I do not see the fairness of arguing that, because a human being is doomed to die, that this represents a valid moral reason to take said human being's life. The hospitals and nursing homes are full of terminal cases, yet the law protects their right to life. Killing them is a punishable crime! How come we remove this protection from the unborn?
C. The Pregnant Minor: My view is that whoever impregnates a minor is the one who should be punished instead of the innocent unborn baby.
D. Mental Health Cases: If we justify the killing of the unborn when the pregnancy has a negative effect on the pregnant female, we are opening the door for the killing of all unwanted babies. Have you ever seen a woman facing an unwanted pregnancy who is free from temporary mental depression? This is precisely why we have abortionists who openly advertize late-term abortions. All a woman need to do is to convince said abortion provider that she is mentally depressed, which is a rather easy task, since the abortionists is financially rewarded for providing such service.
E. Enforcement is Counterproductive: Anytime the government attempts to control criminal activity, the same argument is made that it would be counterproductive. Take the case of our war against drugs. Many have argued that our drug policy represents a dismal failure. Would you suggest that we should legalize the use of marijuana, opium, and crack cocaine?
F. The Morbidity Rate: I agree that, if we were to outlaw abortions, the number of women dying from illegal abortions would increase. What we need to do is to weigh the limited number of potential deaths resulting from the performance of illegal abortion versus the over a million a year deaths of innocent human being as a result of the legalization of abortion.
Which of these opposing policies results in a greater number of deaths? Do you think that the number of deaths connected with illegal abortions will approach the number of deaths resulting from the legalization of abortions?

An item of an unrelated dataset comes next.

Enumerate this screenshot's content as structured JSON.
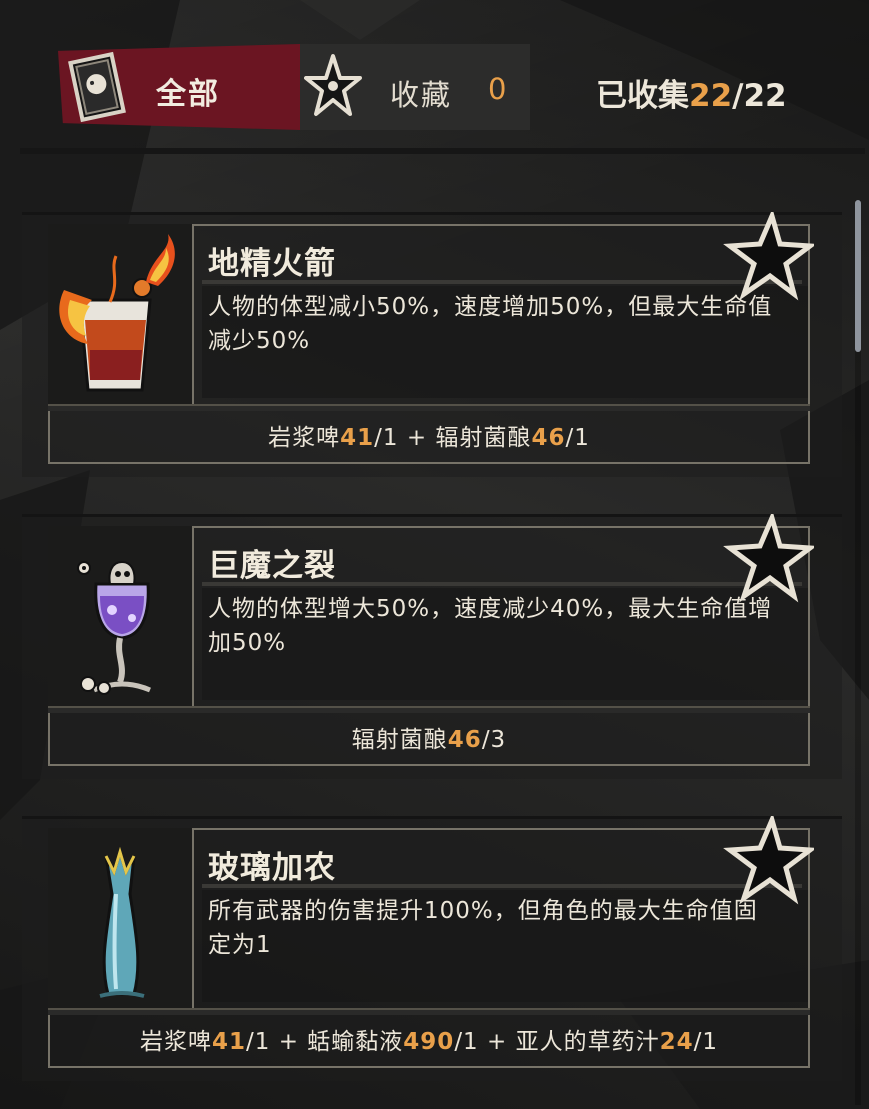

To even the scale, you would have to assume that every illegal abortion will result in the death of the pregnant woman!
G. The Woman Should Decide: Contrary to your suggestion, I would respond that the pregnant woman facing an unwanted abortion is the least capable of choosing the best option for her own future welfare and the welfare of the unborn. A woman dealing with an unwanted pregnancy is usually mentally depressed and in no mental frame to make the right choice.
If she chooses to abort, in most cases, she will never completely forgive herself for taking the life of an innocent human being. Such an action will tend to adversely affect her mental health more than a temporary inconvenience, especially if she decides to give her baby for adoption. She will have made two things right: avoid the guilt associated with abortion, and she will have made an infertile couple very happy.
I have stated my case. I am not asking you to respond to my arguments, especially considering that your interest is probably in resuming the consideration of the specific issue you introduced with this blog. Of course, in the event you decide to respond to my comments, I will be delighted to continue the conversation centered on this side issue.
Nic Samojluk
www.sdaforum.com
An Independent Web site
Not Associated With the Association of Adventist Forums
Nic!
Thanks for the YouTube link. I watched the video about Eliot and was deeply moved.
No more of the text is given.